EarthLink + Google to provide WiFi in San Francisco
On Wednesday, April 5th, San Francisco selected a joint bid by Google and Earthlink to provide city-wide wireless access. The proposal was submitted in February.
The executive director of the Depratment of Telecommunications and Information Services for San Francisco, Chris Vein said that he expected the negotiations between the two companies to go smoothly, and work on the network would begin in 2006, hopefully to be completed in a few months.
There are several concerns with the network — one is security. The committee that selected the EarthLink proposal, TechConnect, “felt comfortable enough with the total package of the deal that we should negotiate with Earthlink and Google on issues like privacy and security going forward.” Another concern was whether or not the wireless network would truly be citywide, as in it could penetrate buildings. Vein also said that would be discussed with EarthLink and Google.
Google and EarthLink are pleased to be selected as the winning bidders.
ATI Beta patch enables HDR and anti-aliasing in Oblivion
ATI released a new patch today, April 7th, that will enable HDR (High Dynamic Range) and anti-aliasing (AA) at the same time in the recently released Elder Scrolls IV: Oblivion. If you don’t have the patch, you can only enable one at a time. But the patch isn’t for everybody: it supports CrossFire graphics via AFR mode. Bummer!
AMD embedded processors adopted by Taiwan IPC makers
AMD’s recent launch of the Geode LX EPIC RDK (reference design kit), which are aimed at delivering lower power solutions for SBCs (Single Board Computers), have already been adopted by industrial Taiwan PC makers DFI and Advantech Computer.
“Advanced Micro Devices (AMD) announced on April 3 that the availability of its Geode LX EPIC RDK will enable developers to get their products faster to market.

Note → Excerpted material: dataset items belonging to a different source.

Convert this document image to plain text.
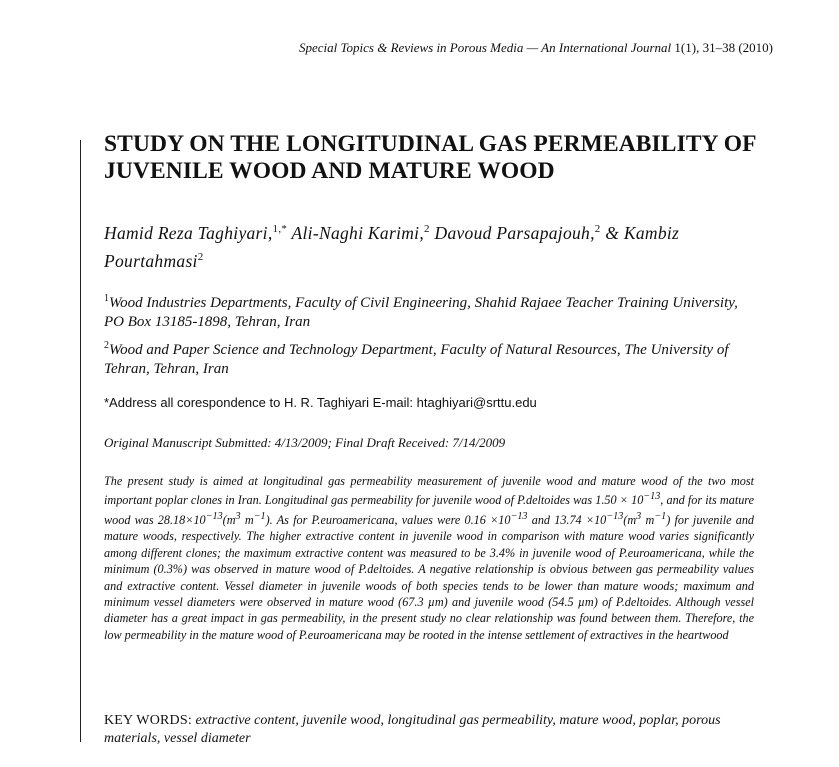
Special Topics & Reviews in Porous Media — An International Journal 1(1), 31–38 (2010)
STUDY ON THE LONGITUDINAL GAS PERMEABILITY OF JUVENILE WOOD AND MATURE WOOD

Hamid Reza Taghiyari,$^{1,*}$ Ali-Naghi Karimi,$^2$ Davoud Parsapajouh,$^2$ & Kambiz Pourtahmasi$^2$

$^1$Wood Industries Departments, Faculty of Civil Engineering, Shahid Rajaee Teacher Training University, PO Box 13185-1898, Tehran, Iran

$^2$Wood and Paper Science and Technology Department, Faculty of Natural Resources, The University of Tehran, Tehran, Iran

*Address all corespondence to H. R. Taghiyari E-mail: htaghiyari@srttu.edu
Original Manuscript Submitted: 4/13/2009; Final Draft Received: 7/14/2009

The present study is aimed at longitudinal gas permeability measurement of juvenile wood and mature wood of the two most important poplar clones in Iran. Longitudinal gas permeability for juvenile wood of P.deltoides was $1.50 \times 10^{-13}$, and for its mature wood was $28.18\times 10^{-13}(m^3$ $m^{-1}$). As for P.euroamericana, values were $0.16 \times 10^{-13}$ and $13.74 \times 10^{-13}(m^3$ $m^{-1}$) for juvenile and mature woods, respectively. The higher extractive content in juvenile wood in comparison with mature wood varies significantly among different clones; the maximum extractive content was measured to be 3.4% in juvenile wood of P.euroamericana, while the minimum (0.3%) was observed in mature wood of P.deltoides. A negative relationship is obvious between gas permeability values and extractive content. Vessel diameter in juvenile woods of both species tends to be lower than mature woods; maximum and minimum vessel diameters were observed in mature wood (67.3 µm) and juvenile wood (54.5 µm) of P.deltoides. Although vessel diameter has a great impact in gas permeability, in the present study no clear relationship was found between them. Therefore, the low permeability in the mature wood of P.euroamericana may be rooted in the intense settlement of extractives in the heartwood

KEY WORDS: extractive content, juvenile wood, longitudinal gas permeability, mature wood, poplar, porous materials, vessel diameter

The design supports a wide-range of ruggedized industrial SBC applications, including data acquisition, video processing, point-of-sale terminals, telecommunications, global positioning satellite (GPS) devices and motion control. “
Intel’s embedded processors currently have an average price of over $100 USD, but the average price for VIA Technologies’ C7 series is $50-$100. AMD is going even lower, at less than $50 average. The low price is expected to attract more IPC makers.